El Colegio Oficial de Arquitectos de Canarias editó en 2005 un libro sobre la obra realizada en Tenerife por Luis Cabrera Sánchez del Real. El autor del estudio fue Eladio Arteaga, quien dedicó un capítulo completo a la descripción del proyecto de la estación de servicio DISA-La Estrella, a la que catalogó como “un divertimento geométrico”.

“Elemento articulador”

Esta es la descripción técnica y valorativa que Eladio Arteaga realizó sobre la singular y excepcional gasolinera portuense: “En un emplazamiento con gran desnivel y de forma singular se inserta un elemento perfectamente definido en su geometría que resuelve, además de ser un límite formal, el nudo viario imprescindible para la que en aquel momento era la entrada a la población del Puerto de la Cruz, por la Punta de la Carretera.

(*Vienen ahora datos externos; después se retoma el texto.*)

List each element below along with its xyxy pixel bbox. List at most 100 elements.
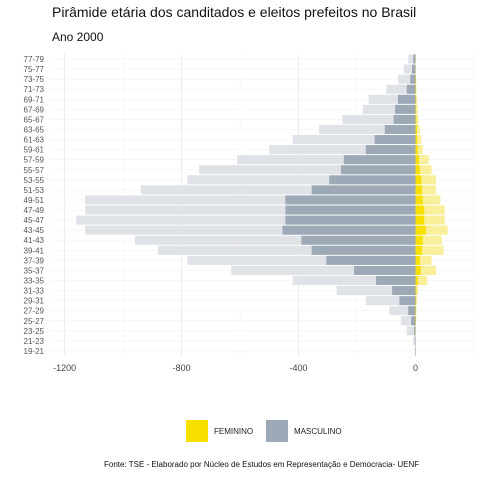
bar-masculino-candidatos-67-69 bbox=[362, 104, 416, 114]
bar-feminino-candidatos-61-63 bbox=[415, 135, 422, 145]
y-tick-label: 63-65 bbox=[24, 126, 45, 135]
bar-masculino-eleitos-71-73 bbox=[406, 84, 416, 94]
bar-masculino-eleitos-49-51 bbox=[285, 195, 416, 205]
bar-masculino-eleitos-27-29 bbox=[408, 306, 416, 316]
bar-masculino-candidatos-29-31 bbox=[365, 296, 416, 306]
bar-masculino-candidatos-63-65 bbox=[319, 124, 416, 135]
bar-feminino-candidatos-41-43 bbox=[415, 235, 442, 245]
y-tick-label: 23-25 bbox=[24, 327, 45, 336]
bar-masculino-eleitos-37-39 bbox=[326, 255, 416, 265]
bar-feminino-candidatos-53-55 bbox=[415, 175, 436, 185]
bar-feminino-eleitos-41-43 bbox=[415, 235, 423, 245]
bar-masculino-eleitos-75-77 bbox=[412, 64, 416, 74]
bar-masculino-candidatos-75-77 bbox=[403, 64, 416, 74]
bar-feminino-eleitos-53-55 bbox=[415, 175, 422, 185]
bar-feminino-eleitos-37-39 bbox=[415, 255, 420, 265]
bar-masculino-eleitos-39-41 bbox=[311, 245, 416, 255]
bar-feminino-candidatos-59-61 bbox=[415, 145, 423, 155]
bar-feminino-candidatos-49-51 bbox=[415, 195, 441, 205]
bar-masculino-candidatos-57-59 bbox=[237, 155, 416, 165]
bar-masculino-eleitos-25-27 bbox=[411, 316, 416, 326]
bar-masculino-eleitos-77-79 bbox=[413, 54, 416, 64]
bar-masculino-eleitos-59-61 bbox=[365, 145, 416, 155]
bar-feminino-eleitos-55-57 bbox=[415, 165, 420, 175]
y-tick-label: 71-73 bbox=[24, 85, 45, 94]
bar-feminino-candidatos-33-35 bbox=[415, 275, 428, 286]
bar-feminino-eleitos-45-47 bbox=[415, 215, 425, 225]
source-caption: Fonte: TSE - Elaborado por Núcleo de Est… bbox=[104, 460, 420, 469]
bar-feminino-candidatos-37-39 bbox=[415, 255, 432, 265]
bar-masculino-eleitos-63-65 bbox=[384, 124, 416, 135]
y-tick-label: 57-59 bbox=[24, 156, 45, 165]
y-tick-label: 65-67 bbox=[24, 115, 45, 124]
bar-feminino-eleitos-39-41 bbox=[415, 245, 422, 255]
y-tick-label: 25-27 bbox=[24, 317, 45, 326]
legend-label-feminino: FEMININO bbox=[214, 426, 254, 436]
bar-feminino-candidatos-31-33 bbox=[415, 286, 418, 296]
bar-feminino-candidatos-23-25 bbox=[415, 326, 417, 336]
bar-masculino-candidatos-47-49 bbox=[85, 205, 416, 215]
bar-feminino-eleitos-59-61 bbox=[415, 145, 418, 155]
bar-masculino-eleitos-51-53 bbox=[311, 185, 416, 195]
bar-masculino-candidatos-31-33 bbox=[336, 286, 416, 296]
bar-masculino-candidatos-51-53 bbox=[140, 185, 416, 195]
bar-feminino-eleitos-33-35 bbox=[415, 275, 418, 286]
bar-feminino-candidatos-51-53 bbox=[415, 185, 436, 195]
y-tick-labels: 19-2121-2323-2525-2727-2929-3131-3333-35… bbox=[24, 55, 45, 356]
y-tick-label: 51-53 bbox=[24, 186, 45, 195]
bar-feminino-eleitos-31-33 bbox=[415, 286, 417, 296]
bar-feminino-candidatos-43-45 bbox=[415, 225, 448, 235]
bar-feminino-eleitos-51-53 bbox=[415, 185, 422, 195]
y-tick-label: 41-43 bbox=[24, 236, 45, 245]
y-tick-label: 55-57 bbox=[24, 166, 45, 175]
y-tick-label: 49-51 bbox=[24, 196, 45, 205]
bar-masculino-candidatos-39-41 bbox=[158, 245, 416, 255]
bar-masculino-eleitos-45-47 bbox=[285, 215, 416, 225]
bar-feminino-candidatos-77-79 bbox=[415, 54, 417, 64]
bar-masculino-candidatos-49-51 bbox=[85, 195, 416, 205]
bar-feminino-eleitos-27-29 bbox=[415, 306, 417, 316]
bar-masculino-eleitos-31-33 bbox=[392, 286, 416, 296]
chart-title: Pirâmide etária dos canditados e eleitos… bbox=[52, 4, 417, 20]
y-tick-label: 47-49 bbox=[24, 206, 45, 215]
bar-masculino-eleitos-55-57 bbox=[340, 165, 416, 175]
bar-masculino-candidatos-45-47 bbox=[76, 215, 416, 225]
legend-item-masculino: MASCULINO bbox=[266, 420, 342, 442]
bar-feminino-candidatos-29-31 bbox=[415, 296, 417, 306]
bar-masculino-candidatos-27-29 bbox=[389, 306, 416, 316]
x-tick-labels: -1200 -800 -400 0 bbox=[53, 363, 418, 373]
bar-feminino-eleitos-61-63 bbox=[415, 135, 418, 145]
y-tick-label: 43-45 bbox=[24, 226, 45, 235]
bar-masculino-candidatos-61-63 bbox=[292, 135, 416, 145]
x-tick-label: -1200 bbox=[53, 363, 76, 373]
bar-feminino-candidatos-67-69 bbox=[415, 104, 418, 114]
bar-feminino-candidatos-65-67 bbox=[415, 114, 419, 124]
legend-swatch-masculino bbox=[266, 420, 288, 442]
bar-masculino-eleitos-43-45 bbox=[282, 225, 416, 235]
bar-feminino-eleitos-29-31 bbox=[415, 296, 417, 306]
bar-feminino-eleitos-73-75 bbox=[415, 74, 417, 84]
bar-feminino-candidatos-63-65 bbox=[415, 124, 420, 135]
bar-feminino-candidatos-75-77 bbox=[415, 64, 417, 74]
y-tick-label: 45-47 bbox=[24, 216, 45, 225]
y-tick-label: 35-37 bbox=[24, 266, 45, 275]
bars bbox=[76, 54, 448, 356]
y-tick-label: 77-79 bbox=[24, 55, 45, 64]
bar-feminino-eleitos-43-45 bbox=[415, 225, 426, 235]
bar-masculino-candidatos-21-23 bbox=[413, 336, 416, 346]
bar-feminino-candidatos-55-57 bbox=[415, 165, 432, 175]
bar-feminino-candidatos-47-49 bbox=[415, 205, 445, 215]
y-tick-label: 39-41 bbox=[24, 246, 45, 255]
bar-feminino-eleitos-65-67 bbox=[415, 114, 417, 124]
bar-masculino-eleitos-35-37 bbox=[354, 265, 416, 275]
bar-masculino-eleitos-21-23 bbox=[414, 336, 416, 346]
y-tick-label: 33-35 bbox=[24, 277, 45, 286]
y-tick-label: 67-69 bbox=[24, 105, 45, 114]
bar-feminino-eleitos-49-51 bbox=[415, 195, 423, 205]
bar-feminino-eleitos-47-49 bbox=[415, 205, 425, 215]
bar-masculino-candidatos-33-35 bbox=[292, 275, 416, 286]
y-tick-label: 61-63 bbox=[24, 136, 45, 145]
bar-masculino-candidatos-73-75 bbox=[397, 74, 416, 84]
y-tick-label: 75-77 bbox=[24, 65, 45, 74]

Elemento articulador -indicador cual rosa de los vientos-, este paraguas de seis puntas ejecutado con láminas de hormigón armado sigue claramente los ejemplos estructurales adelantados por Félix Candela, a los que Luis Cabrera no era ajeno. La gasolinera, ante la circulación viaria, actúa como una gran dinamo que recibe y lanza a los coches. Un movimiento centrífugo-centrípeto que continúa en todos sus niveles y en todos los detalles que observamos de la obra, desde la cimentación hasta el forjado intermedio, desde el gran pilar central hasta el paraguas de remate -la raíz, el tronco, las ramas y la copa del árbol-. Incluso, el posterior atirantamiento de la estructura del paraguas enfatiza aún más este hecho dinámico ya comentado”.

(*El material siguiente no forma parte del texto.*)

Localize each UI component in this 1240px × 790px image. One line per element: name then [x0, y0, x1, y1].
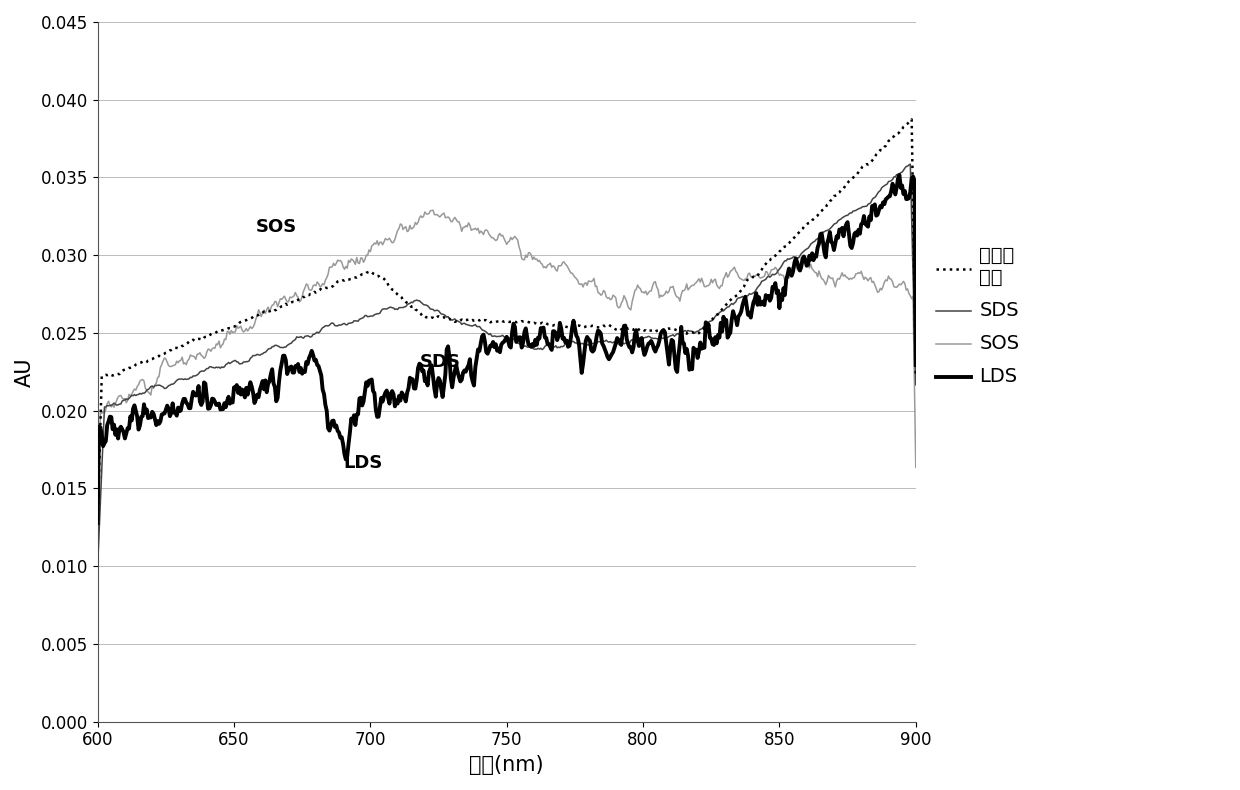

Según detalles del proyecto modificado con fecha de 1962, esta incorporación, fruto de un mal desencofrado de la estructura del paraguas, en ningún momento parece la solución de un problema, sino un nuevo desafío para Cabrera. Destaca Arteaga que no solo no rompe el concepto inicial de carrusel, sino que aprovecha para colocar el depósito de agua en altura sobre el pilar central y arranca desde este los tirantes a cada punta de la estructura laminar. Hasta las farolas de la rotonda con cúpula esférica subrayan aún más esta rotación de los coches a modo de órbitas en esta gasolinera única.

Luis Cabrera Sánchez-Real, el creador

Luis Cabrera Sánchez-Real nace en 1911 en Madrid, hijo del eminente físico lanzaroteño Blas Cabrera Felipe. En 1928 inicia sus estudios en la Escuela de Arquitectura de Madrid. En 1940, tras el lapso que suponen los años de la Guerra Civil, obtiene el título de arquitecto y comienza su actividad profesional en Madrid, donde colabora en reconocidos despachos profesionales como el de Luis Gutiérrez Soto, figura clave del racionalismo español. En 1949 participa en concursos de arquitectura, destacando el tercer premio obtenido en la convocatoria para el nuevo edificio de los sindicatos de Madrid, formando equipo con el arquitecto José Antonio Corrales. En 1951 se traslada a Santa Cruz de Tenerife donde se establece definitivamente y desarrolla la mayor parte de sus proyectos y obras. Entre ellos cabe destacar el edificio de viviendas y bajo comercial Matutano, el edificio comercial Catcisa, el edificio de Financiera Canaria (actual sede central de la Policía Local), los hoteles Las Vegas y Tenerife Playa y la estación de servicio DISA-La Estrella, en Puerto de la Cruz; el edificio Luvic, el edificio de apartamentos en Playa Chica, edificio de apartamentos en Callao Salvaje, la iglesia de San Pío X, el edificio de Coca Cola, el edificio de viviendas de la Autoridad Portuaria, etc. Luis Cabrera falleció en Santa Cruz de Tenerife en 1980, tras más de cuarenta años de actividad profesional. Hoy en día es reconocido como una figura clave en la arquitectura canaria de la segunda mitad del siglo XX.